Plans to withdraw troops ‘under consideration’

The White House on Monday said plans to withdraw significant numbers of U.S. troops from Iraq during the next 18 months are “under consideration,” yet not “engraved in stone.”

The plans were one of several scenarios presented to President Bush on Friday by Gen. George Casey, commander of U.S. forces in Iraq. News of the meeting prompted Democrats, whose calls for troop withdrawal were defeated in the Senate on Thursday, to accuse Republicans of hypocrisy.

Sen. John Kerry, D–Mass.,whosponsored one of the withdrawal proposals, said Casey’s scenario looks “an awful lot like what the Republicans spent the last week attacking. Will the partisan attack dogs now turn their venom and disinformation campaign on Gen. Casey?”

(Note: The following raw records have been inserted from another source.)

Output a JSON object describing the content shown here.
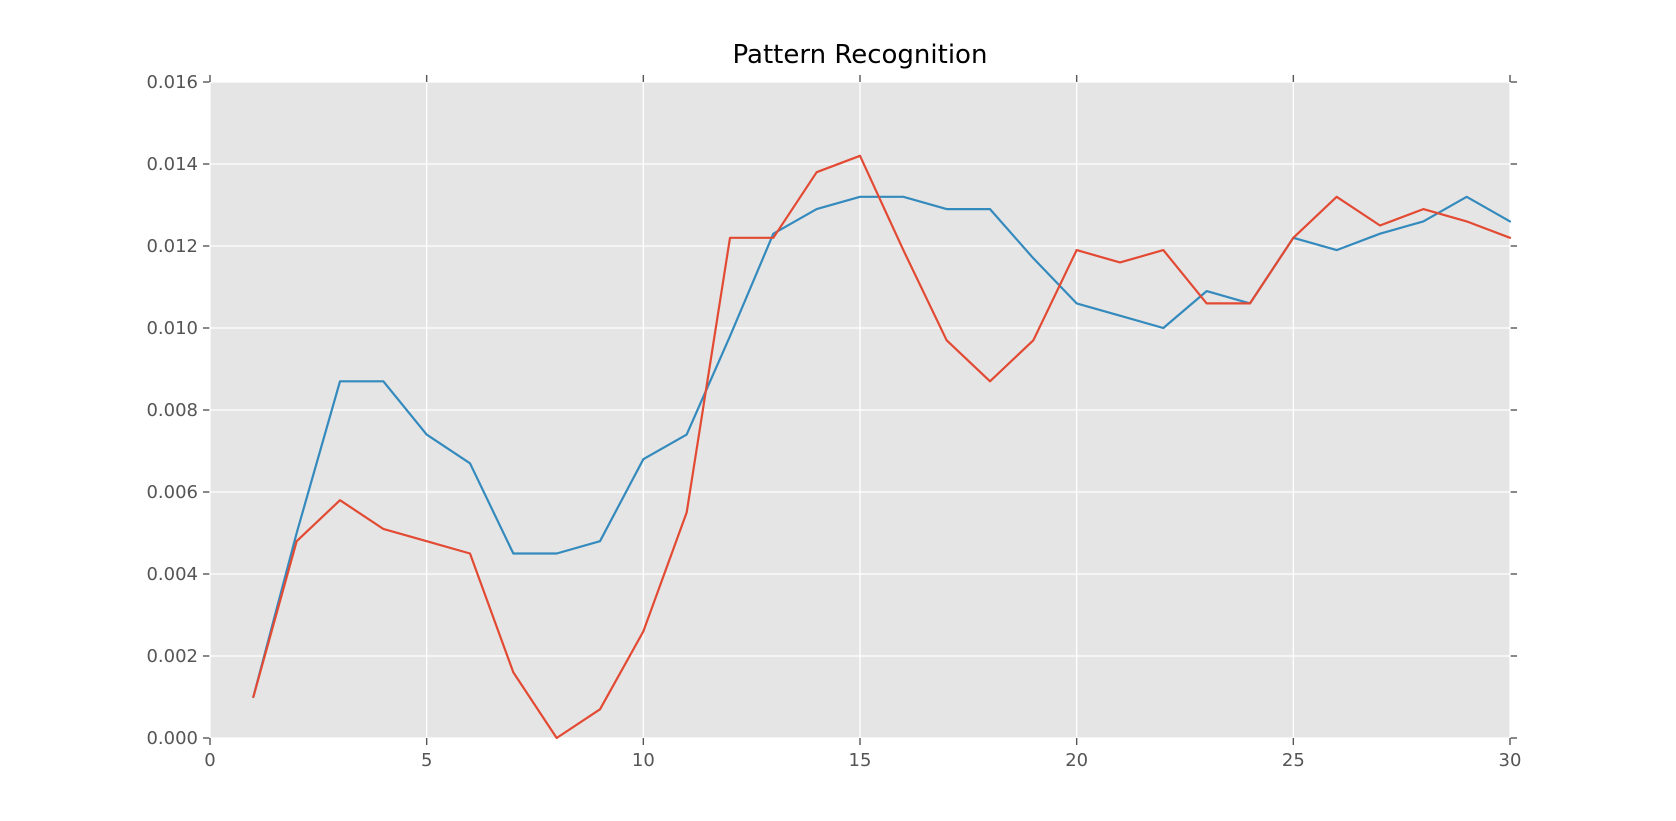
{
  "chart_data": {
    "type": "line",
    "title": "Pattern Recognition",
    "xlabel": "",
    "ylabel": "",
    "xlim": [
      0,
      30
    ],
    "ylim": [
      0,
      0.016
    ],
    "xticks": [
      0,
      5,
      10,
      15,
      20,
      25,
      30
    ],
    "yticks": [
      0.0,
      0.002,
      0.004,
      0.006,
      0.008,
      0.01,
      0.012,
      0.014,
      0.016
    ],
    "ytick_decimals": 3,
    "grid": true,
    "legend_position": "none",
    "plot_background": "#E5E5E5",
    "figure_background": "#FFFFFF",
    "grid_color": "#FFFFFF",
    "tick_color": "#555555",
    "tick_label_color": "#555555",
    "title_color": "#000000",
    "x": [
      1,
      2,
      3,
      4,
      5,
      6,
      7,
      8,
      9,
      10,
      11,
      12,
      13,
      14,
      15,
      16,
      17,
      18,
      19,
      20,
      21,
      22,
      23,
      24,
      25,
      26,
      27,
      28,
      29,
      30
    ],
    "series": [
      {
        "name": "blue-series",
        "color": "#348ABD",
        "values": [
          0.001,
          0.005,
          0.0087,
          0.0087,
          0.0074,
          0.0067,
          0.0045,
          0.0045,
          0.0048,
          0.0068,
          0.0074,
          0.0098,
          0.0123,
          0.0129,
          0.0132,
          0.0132,
          0.0129,
          0.0129,
          0.0117,
          0.0106,
          0.0103,
          0.01,
          0.0109,
          0.0106,
          0.0122,
          0.0119,
          0.0123,
          0.0126,
          0.0132,
          0.0126
        ]
      },
      {
        "name": "red-series",
        "color": "#E24A33",
        "values": [
          0.001,
          0.0048,
          0.0058,
          0.0051,
          0.0048,
          0.0045,
          0.0016,
          0.0,
          0.0007,
          0.0026,
          0.0055,
          0.0122,
          0.0122,
          0.0138,
          0.0142,
          0.0119,
          0.0097,
          0.0087,
          0.0097,
          0.0119,
          0.0116,
          0.0119,
          0.0106,
          0.0106,
          0.0122,
          0.0132,
          0.0125,
          0.0129,
          0.0126,
          0.0122
        ]
      }
    ]
  }
}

But Snow said Kerry’s withdrawal proposal and a failed redeployment proposal by Sen. Carl Levin, D-Mich., were significantly different from Casey’s hypothetical.

“There’s still a pretty significant difference between what Sen. Kerry or even Sen. Levin had proposed, and what Gen. Casey is talking about, simply because one is driven by a calendar and the other is driven by events on the ground,” he said.

“Gen. Casey is assigned the business of making a lot of plans, and this is one of the plans that’s under consideration,” Snow added. “For anybody who thinks that this is engraved in stone, it is not.”

President Bush was equally noncommittal. “In terms of our troop presence there, that decision will be made by Gen. Casey, as well as the sovereign government of Iraq, based upon conditions on the ground,” he said to reporters.